Click **Open Visualization GUI** in the sidebar. A new browser tab opens with the Visualization GUI for this session, organized into two tabs.

```{image} ../_static/images/03_visualization.png
:alt: GuPPy Visualization GUI showing the PSTH tab with the RewardPort event selected
:align: center
```

The **PSTH** tab is the default view. It shows the trial-aligned trace for one event with controls running down the left:

- *Event selector*: which TTL channel to align to (here `RewardPort`).
- *X* and *Y* dropdowns: what to plot on each axis. X is typically `timestamps`, Y can be `mean` (the trial average) or an individual trial like `trial_1`.
- *X Limit* and *Y Limit* range sliders: restrict the displayed window.
- *Width Plot*, *Height Plot*, *Y Label*, *Save options* dropdowns and a *Save PSTH* button: figure dimensions and export.

On the right is a trial multi-select (*Trial # - Timestamps*) and a *Select mean and/or just trials* checkbox group, which together let you overlay any combination of individual trials and the mean. With a TTL file containing only a handful of timestamps, the average will be noisy; this is expected for the minimal sample dataset.
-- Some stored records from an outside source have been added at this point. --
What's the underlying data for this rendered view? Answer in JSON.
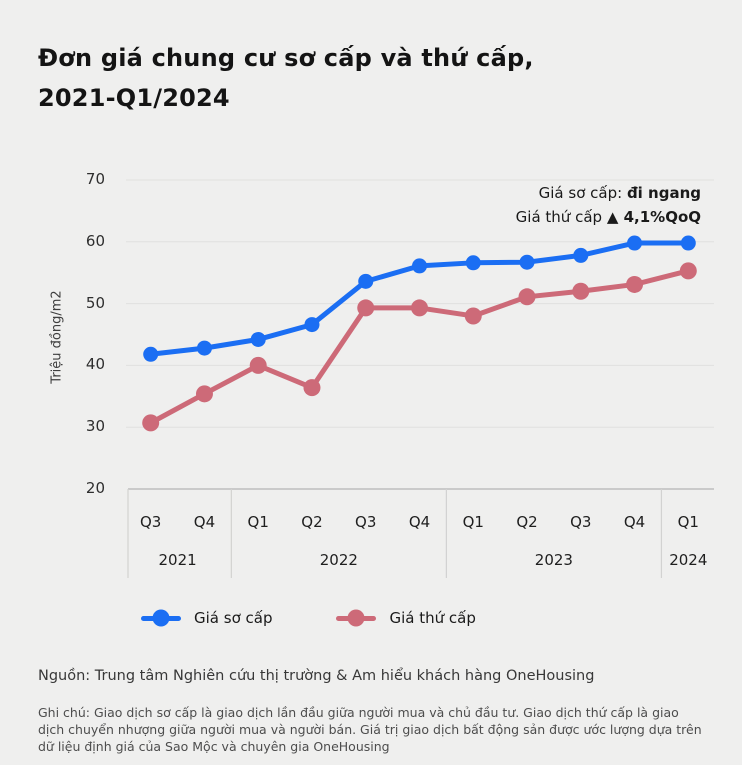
{
  "page": {
    "background": "#efefee"
  },
  "title": "Đơn giá chung cư sơ cấp và thứ cấp,\n2021-Q1/2024",
  "annotation": {
    "line1_plain": "Giá sơ cấp: ",
    "line1_bold": "đi ngang",
    "line2_plain": "Giá thứ cấp ",
    "line2_bold": "▲ 4,1%QoQ"
  },
  "chart_data": {
    "type": "line",
    "title": "Đơn giá chung cư sơ cấp và thứ cấp, 2021-Q1/2024",
    "ylabel": "Triệu đồng/m2",
    "ylim": [
      20,
      70
    ],
    "yticks": [
      70,
      60,
      50,
      40,
      30,
      20
    ],
    "grid": true,
    "legend_position": "bottom",
    "x_labels": [
      "Q3",
      "Q4",
      "Q1",
      "Q2",
      "Q3",
      "Q4",
      "Q1",
      "Q2",
      "Q3",
      "Q4",
      "Q1"
    ],
    "year_groups": [
      {
        "year": "2021",
        "count": 2
      },
      {
        "year": "2022",
        "count": 4
      },
      {
        "year": "2023",
        "count": 4
      },
      {
        "year": "2024",
        "count": 1
      }
    ],
    "series": [
      {
        "name": "Giá sơ cấp",
        "color": "#1b6ef3",
        "values": [
          41.8,
          42.8,
          44.2,
          46.6,
          53.6,
          56.1,
          56.6,
          56.7,
          57.8,
          59.8,
          59.8
        ]
      },
      {
        "name": "Giá thứ cấp",
        "color": "#cd6a78",
        "values": [
          30.7,
          35.4,
          40.0,
          36.4,
          49.3,
          49.3,
          48.0,
          51.1,
          52.0,
          53.1,
          55.3
        ]
      }
    ],
    "colors": {
      "grid": "#e0e0df",
      "axis": "#b5b5b5",
      "separator": "#d2d2d1"
    }
  },
  "source": "Nguồn: Trung tâm Nghiên cứu thị trường & Am hiểu khách hàng OneHousing",
  "note": "Ghi chú: Giao dịch sơ cấp là giao dịch lần đầu giữa người mua và chủ đầu tư. Giao dịch thứ cấp là giao dịch chuyển nhượng giữa người mua và người bán. Giá trị giao dịch bất động sản được ước lượng dựa trên dữ liệu định giá của Sao Mộc và chuyên gia OneHousing"
}
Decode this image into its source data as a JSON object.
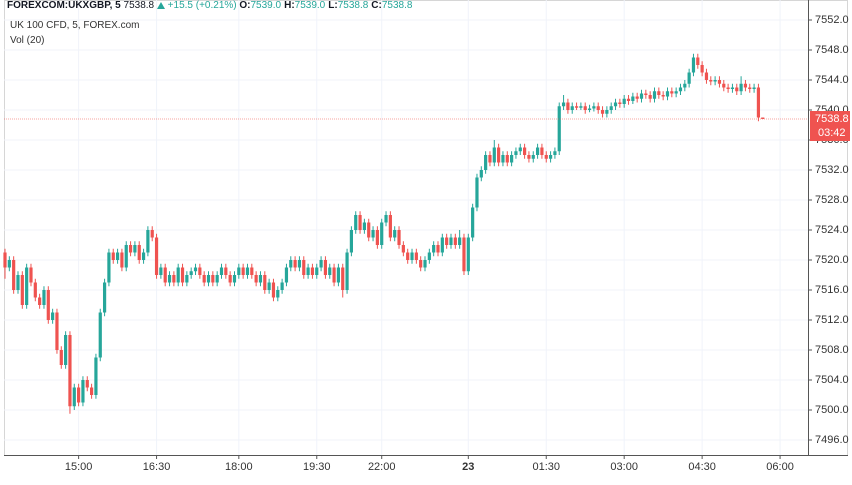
{
  "chart_data": {
    "type": "candlestick",
    "header": {
      "symbol": "FOREXCOM:UKXGBP, 5",
      "last": "7538.8",
      "change": "+15.5 (+0.21%)",
      "ohlc": [
        {
          "label": "O:",
          "value": "7539.0"
        },
        {
          "label": "H:",
          "value": "7539.0"
        },
        {
          "label": "L:",
          "value": "7538.8"
        },
        {
          "label": "C:",
          "value": "7538.8"
        }
      ]
    },
    "subtitle": "UK 100 CFD, 5, FOREX.com",
    "indicator": "Vol (20)",
    "last_price_label": "7538.8",
    "countdown": "03:42",
    "up_color": "#26a69a",
    "down_color": "#ef5350",
    "grid": true,
    "ylim": [
      7494,
      7554
    ],
    "yticks": [
      {
        "value": 7496,
        "label": "7496.0"
      },
      {
        "value": 7500,
        "label": "7500.0"
      },
      {
        "value": 7504,
        "label": "7504.0"
      },
      {
        "value": 7508,
        "label": "7508.0"
      },
      {
        "value": 7512,
        "label": "7512.0"
      },
      {
        "value": 7516,
        "label": "7516.0"
      },
      {
        "value": 7520,
        "label": "7520.0"
      },
      {
        "value": 7524,
        "label": "7524.0"
      },
      {
        "value": 7528,
        "label": "7528.0"
      },
      {
        "value": 7532,
        "label": "7532.0"
      },
      {
        "value": 7536,
        "label": "7536.0"
      },
      {
        "value": 7540,
        "label": "7540.0"
      },
      {
        "value": 7544,
        "label": "7544.0"
      },
      {
        "value": 7548,
        "label": "7548.0"
      },
      {
        "value": 7552,
        "label": "7552.0"
      }
    ],
    "categories": [
      null,
      null,
      null,
      null,
      null,
      null,
      null,
      null,
      null,
      null,
      null,
      null,
      null,
      null,
      null,
      null,
      null,
      "15:00",
      null,
      null,
      null,
      null,
      null,
      null,
      null,
      null,
      null,
      null,
      null,
      null,
      null,
      null,
      null,
      null,
      null,
      "16:30",
      null,
      null,
      null,
      null,
      null,
      null,
      null,
      null,
      null,
      null,
      null,
      null,
      null,
      null,
      null,
      null,
      null,
      null,
      "18:00",
      null,
      null,
      null,
      null,
      null,
      null,
      null,
      null,
      null,
      null,
      null,
      null,
      null,
      null,
      null,
      null,
      null,
      "19:30",
      null,
      null,
      null,
      null,
      null,
      null,
      null,
      null,
      null,
      null,
      null,
      null,
      null,
      null,
      "22:00",
      null,
      null,
      null,
      null,
      null,
      null,
      null,
      null,
      null,
      null,
      null,
      null,
      null,
      null,
      null,
      null,
      null,
      null,
      null,
      "23",
      null,
      null,
      null,
      null,
      null,
      null,
      null,
      null,
      null,
      null,
      null,
      null,
      null,
      null,
      null,
      null,
      null,
      "01:30",
      null,
      null,
      null,
      null,
      null,
      null,
      null,
      null,
      null,
      null,
      null,
      null,
      null,
      null,
      null,
      null,
      null,
      "03:00",
      null,
      null,
      null,
      null,
      null,
      null,
      null,
      null,
      null,
      null,
      null,
      null,
      null,
      null,
      null,
      null,
      null,
      "04:30",
      null,
      null,
      null,
      null,
      null,
      null,
      null,
      null,
      null,
      null,
      null,
      null,
      null,
      null,
      null,
      null,
      null,
      "06:00",
      null,
      null
    ],
    "candles": [
      [
        7521,
        7521.5,
        7517.5,
        7519
      ],
      [
        7519,
        7520.5,
        7518.5,
        7520
      ],
      [
        7520,
        7520.5,
        7515.5,
        7516
      ],
      [
        7516,
        7518.5,
        7515.5,
        7518
      ],
      [
        7518,
        7518.5,
        7513.5,
        7514
      ],
      [
        7514,
        7519.5,
        7513.5,
        7519
      ],
      [
        7519,
        7519.5,
        7516.5,
        7517
      ],
      [
        7517,
        7517.5,
        7514.5,
        7515
      ],
      [
        7515,
        7515.5,
        7513.5,
        7514
      ],
      [
        7514,
        7516.5,
        7513.5,
        7516
      ],
      [
        7516,
        7516.5,
        7511.5,
        7512
      ],
      [
        7512,
        7513.5,
        7511.5,
        7513
      ],
      [
        7513,
        7513.5,
        7507.5,
        7508
      ],
      [
        7508,
        7508.5,
        7505.5,
        7506
      ],
      [
        7506,
        7510.5,
        7505.5,
        7510
      ],
      [
        7510,
        7510.5,
        7499.5,
        7500.5
      ],
      [
        7500.5,
        7503.5,
        7500,
        7503
      ],
      [
        7503,
        7503.5,
        7500.5,
        7501
      ],
      [
        7501,
        7504.5,
        7500.5,
        7504
      ],
      [
        7504,
        7504.5,
        7502.5,
        7503
      ],
      [
        7503,
        7503.5,
        7501.5,
        7502
      ],
      [
        7502,
        7507.5,
        7501.5,
        7507
      ],
      [
        7507,
        7513.5,
        7506.5,
        7513
      ],
      [
        7513,
        7517.5,
        7512.5,
        7517
      ],
      [
        7517,
        7521.5,
        7516.5,
        7521
      ],
      [
        7521,
        7521.5,
        7519.5,
        7520
      ],
      [
        7520,
        7521.5,
        7519.5,
        7521
      ],
      [
        7521,
        7521.5,
        7518.5,
        7519
      ],
      [
        7519,
        7522.5,
        7518.5,
        7522
      ],
      [
        7522,
        7522.5,
        7520.5,
        7521
      ],
      [
        7521,
        7522.5,
        7520.5,
        7522
      ],
      [
        7522,
        7522.5,
        7519.5,
        7520
      ],
      [
        7520,
        7521.5,
        7519.5,
        7521
      ],
      [
        7521,
        7524.5,
        7520.5,
        7524
      ],
      [
        7524,
        7524.5,
        7522.5,
        7523
      ],
      [
        7523,
        7523.5,
        7517.5,
        7518
      ],
      [
        7518,
        7519.5,
        7517.5,
        7519
      ],
      [
        7519,
        7519.5,
        7516.5,
        7517
      ],
      [
        7517,
        7518.5,
        7516.5,
        7518
      ],
      [
        7518,
        7518.5,
        7516.5,
        7517
      ],
      [
        7517,
        7519.5,
        7516.5,
        7519
      ],
      [
        7519,
        7519.5,
        7516.5,
        7517
      ],
      [
        7517,
        7518.5,
        7516.5,
        7518
      ],
      [
        7518,
        7519,
        7517.5,
        7518.5
      ],
      [
        7518.5,
        7519.5,
        7518,
        7519
      ],
      [
        7519,
        7519.5,
        7517.5,
        7518
      ],
      [
        7518,
        7518.5,
        7516.5,
        7517
      ],
      [
        7517,
        7518.5,
        7516.5,
        7518
      ],
      [
        7518,
        7518.5,
        7516.5,
        7517
      ],
      [
        7517,
        7518.5,
        7516.5,
        7518
      ],
      [
        7518,
        7519.5,
        7517.5,
        7519
      ],
      [
        7519,
        7519.5,
        7517.5,
        7518
      ],
      [
        7518,
        7518.5,
        7516.5,
        7517
      ],
      [
        7517,
        7518.5,
        7516.5,
        7518
      ],
      [
        7518,
        7519.5,
        7517.5,
        7519
      ],
      [
        7519,
        7519.5,
        7517.5,
        7518
      ],
      [
        7518,
        7519.5,
        7517.5,
        7519
      ],
      [
        7519,
        7519.5,
        7517.5,
        7518
      ],
      [
        7518,
        7518.5,
        7516.5,
        7517
      ],
      [
        7517,
        7518.5,
        7516.5,
        7518
      ],
      [
        7518,
        7518.5,
        7515.5,
        7516
      ],
      [
        7516,
        7517.5,
        7515.5,
        7517
      ],
      [
        7517,
        7517.5,
        7514.5,
        7515
      ],
      [
        7515,
        7516.5,
        7514.5,
        7516
      ],
      [
        7516,
        7517.5,
        7515.5,
        7517
      ],
      [
        7517,
        7519.5,
        7516.5,
        7519
      ],
      [
        7519,
        7520.5,
        7518.5,
        7520
      ],
      [
        7520,
        7520.5,
        7518.5,
        7519
      ],
      [
        7519,
        7520.5,
        7518.5,
        7520
      ],
      [
        7520,
        7520.5,
        7517.5,
        7518
      ],
      [
        7518,
        7519.5,
        7517.5,
        7519
      ],
      [
        7519,
        7519.5,
        7517.5,
        7518
      ],
      [
        7518,
        7519.5,
        7517.5,
        7519
      ],
      [
        7519,
        7520.5,
        7518.5,
        7520
      ],
      [
        7520,
        7520.5,
        7517.5,
        7518
      ],
      [
        7518,
        7519.5,
        7517.5,
        7519
      ],
      [
        7519,
        7519.5,
        7516.5,
        7517
      ],
      [
        7517,
        7519.5,
        7516.5,
        7519
      ],
      [
        7519,
        7519.5,
        7515,
        7516
      ],
      [
        7516,
        7521.5,
        7515.5,
        7521
      ],
      [
        7521,
        7524.5,
        7520.5,
        7524
      ],
      [
        7524,
        7526.5,
        7523.5,
        7526
      ],
      [
        7526,
        7526.5,
        7523.5,
        7524
      ],
      [
        7524,
        7525.5,
        7523.5,
        7525
      ],
      [
        7525,
        7525.5,
        7522.5,
        7523
      ],
      [
        7523,
        7524.5,
        7522.5,
        7524
      ],
      [
        7524,
        7524.5,
        7521.5,
        7522
      ],
      [
        7522,
        7525.5,
        7521.5,
        7525
      ],
      [
        7525,
        7526.5,
        7524.5,
        7526
      ],
      [
        7526,
        7526.5,
        7522.5,
        7523
      ],
      [
        7523,
        7524.5,
        7522.5,
        7524
      ],
      [
        7524,
        7524.5,
        7521.5,
        7522
      ],
      [
        7522,
        7522.5,
        7520.5,
        7521
      ],
      [
        7521,
        7521.5,
        7519.5,
        7520
      ],
      [
        7520,
        7521.5,
        7519.5,
        7521
      ],
      [
        7521,
        7521.5,
        7519.5,
        7520
      ],
      [
        7520,
        7520.5,
        7518.5,
        7519
      ],
      [
        7519,
        7520.5,
        7518.5,
        7520
      ],
      [
        7520,
        7521.5,
        7519.5,
        7521
      ],
      [
        7521,
        7522.5,
        7520.5,
        7522
      ],
      [
        7522,
        7522.5,
        7520.5,
        7521
      ],
      [
        7521,
        7523.5,
        7520.5,
        7523
      ],
      [
        7523,
        7523.5,
        7521.5,
        7522
      ],
      [
        7522,
        7523.5,
        7521.5,
        7523
      ],
      [
        7523,
        7523.5,
        7521.5,
        7522
      ],
      [
        7522,
        7524,
        7521.5,
        7523
      ],
      [
        7523,
        7523.5,
        7518,
        7518.5
      ],
      [
        7518.5,
        7523.5,
        7518,
        7523
      ],
      [
        7523,
        7527.5,
        7522.5,
        7527
      ],
      [
        7527,
        7531.5,
        7526.5,
        7531
      ],
      [
        7531,
        7532.5,
        7530.5,
        7532
      ],
      [
        7532,
        7534.5,
        7531.5,
        7534
      ],
      [
        7534,
        7534.5,
        7532.5,
        7533
      ],
      [
        7533,
        7536,
        7532.5,
        7535
      ],
      [
        7535,
        7535.5,
        7532.5,
        7533
      ],
      [
        7533,
        7534.5,
        7532.5,
        7534
      ],
      [
        7534,
        7534.5,
        7532.5,
        7533
      ],
      [
        7533,
        7534.5,
        7532.5,
        7534
      ],
      [
        7534,
        7535,
        7533.5,
        7534.5
      ],
      [
        7534.5,
        7535.5,
        7534,
        7535
      ],
      [
        7535,
        7535.5,
        7533.5,
        7534
      ],
      [
        7534,
        7534.5,
        7533,
        7533.5
      ],
      [
        7533.5,
        7534.5,
        7533,
        7534
      ],
      [
        7534,
        7535.5,
        7533.5,
        7535
      ],
      [
        7535,
        7535.5,
        7533.5,
        7534
      ],
      [
        7534,
        7534.5,
        7533,
        7533.5
      ],
      [
        7533.5,
        7534.5,
        7533,
        7534
      ],
      [
        7534,
        7535,
        7533.5,
        7534.5
      ],
      [
        7534.5,
        7541,
        7534,
        7540.5
      ],
      [
        7540.5,
        7542,
        7540,
        7541
      ],
      [
        7541,
        7541.5,
        7539.5,
        7540
      ],
      [
        7540,
        7541,
        7539.5,
        7540.5
      ],
      [
        7540.5,
        7541,
        7540,
        7540.3
      ],
      [
        7540.3,
        7541,
        7540,
        7540.5
      ],
      [
        7540.5,
        7541,
        7539.5,
        7540
      ],
      [
        7540,
        7540.7,
        7539.7,
        7540.2
      ],
      [
        7540.2,
        7541,
        7539.8,
        7540.5
      ],
      [
        7540.5,
        7541,
        7539.5,
        7540
      ],
      [
        7540,
        7540.5,
        7539,
        7539.5
      ],
      [
        7539.5,
        7540.5,
        7539,
        7540
      ],
      [
        7540,
        7541,
        7539.5,
        7540.5
      ],
      [
        7540.5,
        7541.5,
        7540,
        7541
      ],
      [
        7541,
        7541.5,
        7540.3,
        7540.8
      ],
      [
        7540.8,
        7542,
        7540.3,
        7541.5
      ],
      [
        7541.5,
        7542,
        7540.7,
        7541.2
      ],
      [
        7541.2,
        7542.3,
        7540.8,
        7541.8
      ],
      [
        7541.8,
        7542.3,
        7541,
        7541.5
      ],
      [
        7541.5,
        7542.7,
        7541,
        7542.2
      ],
      [
        7542.2,
        7542.7,
        7541.5,
        7542
      ],
      [
        7542,
        7542.5,
        7541,
        7541.5
      ],
      [
        7541.5,
        7543,
        7541,
        7542.5
      ],
      [
        7542.5,
        7543,
        7541.5,
        7542
      ],
      [
        7542,
        7542.5,
        7541.3,
        7541.8
      ],
      [
        7541.8,
        7543,
        7541.3,
        7542.5
      ],
      [
        7542.5,
        7543,
        7541.7,
        7542.2
      ],
      [
        7542.2,
        7543,
        7541.7,
        7542.5
      ],
      [
        7542.5,
        7543.5,
        7542,
        7543
      ],
      [
        7543,
        7544,
        7542.5,
        7543.5
      ],
      [
        7543.5,
        7545.5,
        7543,
        7545
      ],
      [
        7545,
        7547.5,
        7544.5,
        7547
      ],
      [
        7547,
        7547.5,
        7545.5,
        7546
      ],
      [
        7546,
        7546.5,
        7544.5,
        7545
      ],
      [
        7545,
        7545.5,
        7543.5,
        7544
      ],
      [
        7544,
        7544.5,
        7543.3,
        7543.8
      ],
      [
        7543.8,
        7544.5,
        7543.3,
        7544
      ],
      [
        7544,
        7544.5,
        7543,
        7543.5
      ],
      [
        7543.5,
        7544,
        7542.5,
        7543
      ],
      [
        7543,
        7543.5,
        7542.3,
        7542.8
      ],
      [
        7542.8,
        7543.5,
        7542.3,
        7543
      ],
      [
        7543,
        7543.5,
        7542,
        7542.5
      ],
      [
        7542.5,
        7544.5,
        7542,
        7543.5
      ],
      [
        7543.5,
        7544,
        7542.5,
        7543
      ],
      [
        7543,
        7543.5,
        7542.3,
        7542.8
      ],
      [
        7542.8,
        7543.5,
        7542.3,
        7543
      ],
      [
        7543,
        7543.5,
        7538.5,
        7539
      ],
      [
        7539,
        7539,
        7538.8,
        7538.8
      ],
      null,
      null,
      null,
      null,
      null,
      null
    ]
  }
}
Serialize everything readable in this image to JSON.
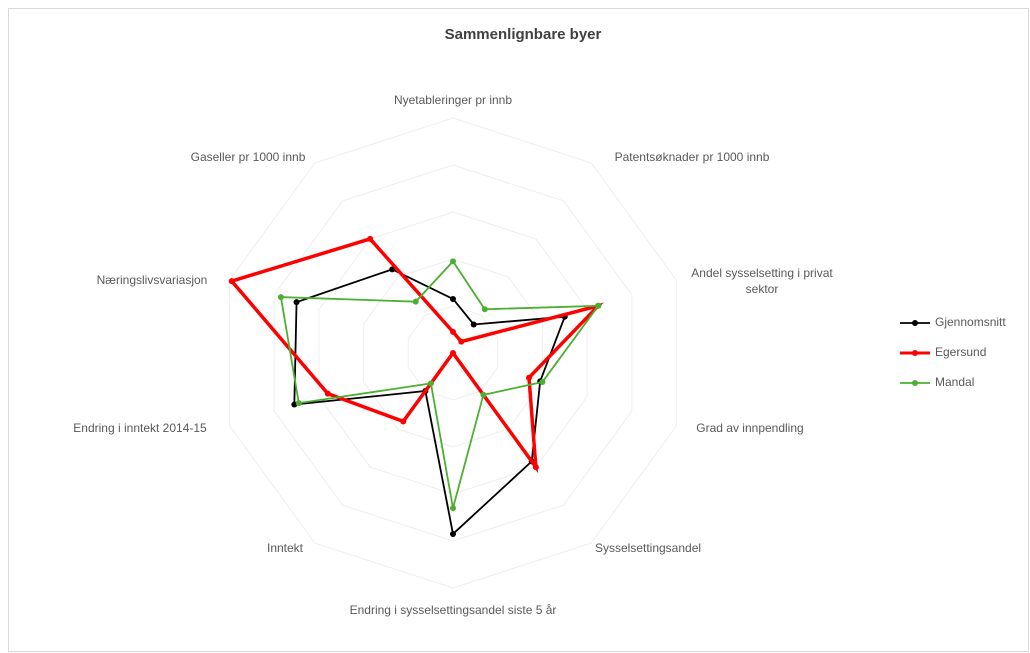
{
  "chart_data": {
    "type": "radar",
    "title": "Sammenlignbare byer",
    "categories": [
      "Nyetableringer pr innb",
      "Patentsøknader pr 1000 innb",
      "Andel sysselsetting i privat sektor",
      "Grad av innpendling",
      "Sysselsettingsandel",
      "Endring i sysselsettingsandel siste 5 år",
      "Inntekt",
      "Endring i inntekt 2014-15",
      "Næringslivsvariasjon",
      "Gaseller pr 1000 innb"
    ],
    "series": [
      {
        "name": "Gjennomsnitt",
        "color": "#000000",
        "values": [
          23,
          15,
          50,
          39,
          57,
          77,
          20,
          71,
          70,
          44
        ]
      },
      {
        "name": "Egersund",
        "color": "#ff0000",
        "values": [
          9,
          6,
          65,
          34,
          60,
          0,
          36,
          56,
          99,
          60
        ]
      },
      {
        "name": "Mandal",
        "color": "#4caf32",
        "values": [
          39,
          23,
          65,
          40,
          22,
          66,
          16,
          69,
          77,
          27
        ]
      }
    ],
    "rlim": [
      0,
      100
    ],
    "rticks": [
      20,
      40,
      60,
      80,
      100
    ],
    "grid": true,
    "legend": "right"
  }
}
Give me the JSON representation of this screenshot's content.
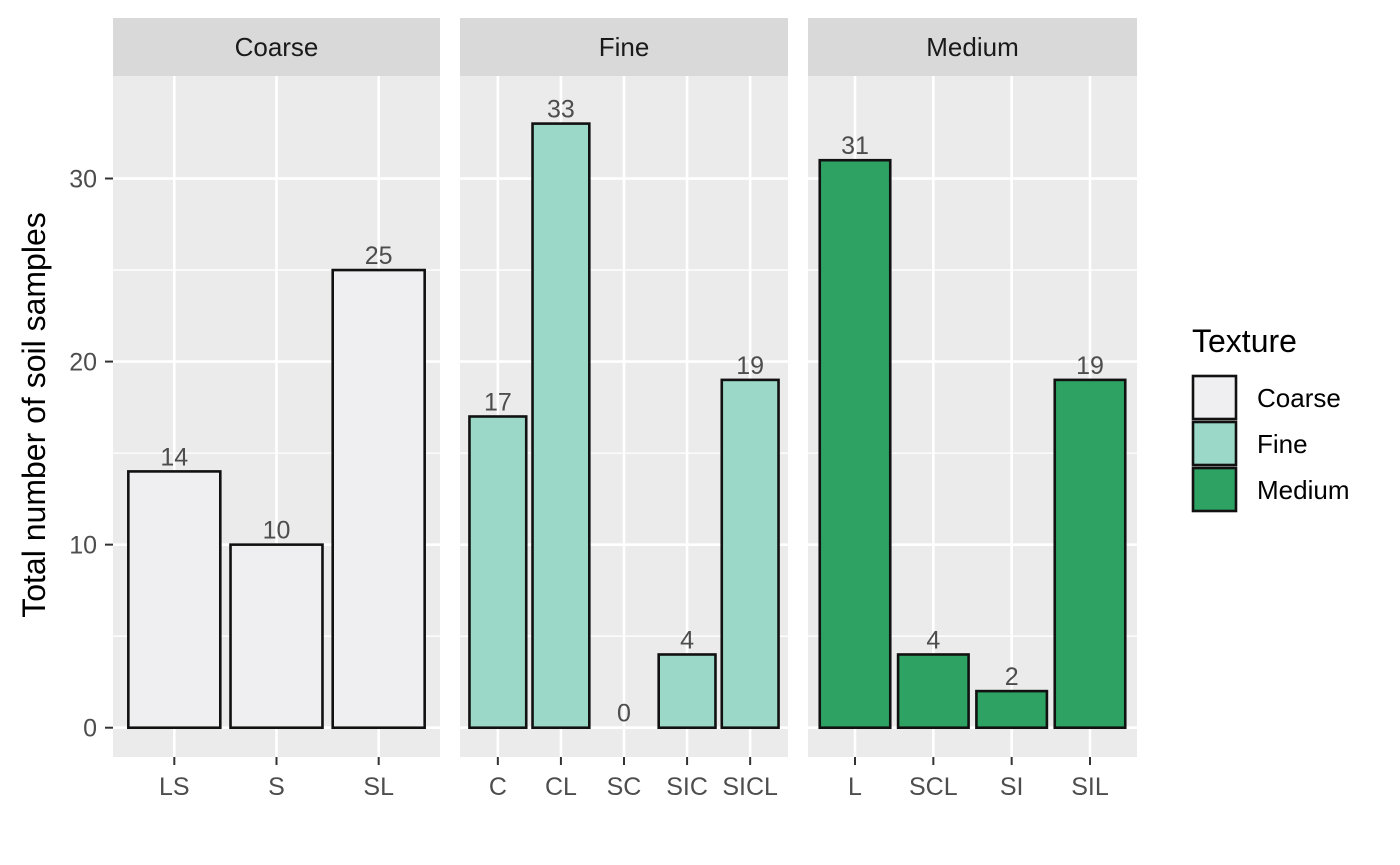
{
  "chart_data": {
    "type": "bar",
    "ylabel": "Total number of soil samples",
    "xlabel": "",
    "ylim": [
      -1.6,
      35.6
    ],
    "y_ticks": [
      0,
      10,
      20,
      30
    ],
    "grid": true,
    "legend": {
      "title": "Texture",
      "placement": "right",
      "entries": [
        "Coarse",
        "Fine",
        "Medium"
      ]
    },
    "colors": {
      "Coarse": "#efeff1",
      "Fine": "#9bd8c8",
      "Medium": "#2da262"
    },
    "facets": [
      {
        "name": "Coarse",
        "categories": [
          "LS",
          "S",
          "SL"
        ],
        "values": [
          14,
          10,
          25
        ]
      },
      {
        "name": "Fine",
        "categories": [
          "C",
          "CL",
          "SC",
          "SIC",
          "SICL"
        ],
        "values": [
          17,
          33,
          0,
          4,
          19
        ]
      },
      {
        "name": "Medium",
        "categories": [
          "L",
          "SCL",
          "SI",
          "SIL"
        ],
        "values": [
          31,
          4,
          2,
          19
        ]
      }
    ]
  }
}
The **Heat Map** tab shows trials stacked vertically with colour encoding the metric, which is the better view for inspecting trial-to-trial variability. Its controls mirror the PSTH tab: event selector, *Color map* (`plasma`, `viridis`, …), width and height, save options, and a trial picker.

For this tutorial, the goal is just to reach a rendered PSTH; feel free to play with the controls. A deeper walkthrough of the visualization options will live in an upcoming how-to guide.

## Next steps

- See [How-to Guides](../how-to/index.md) for task-specific instructions (TDT data ingestion, artifact removal, group analysis, etc.).
- See [Explanation](../explanation/index.md) for background on the isosbestic correction and z-score methods.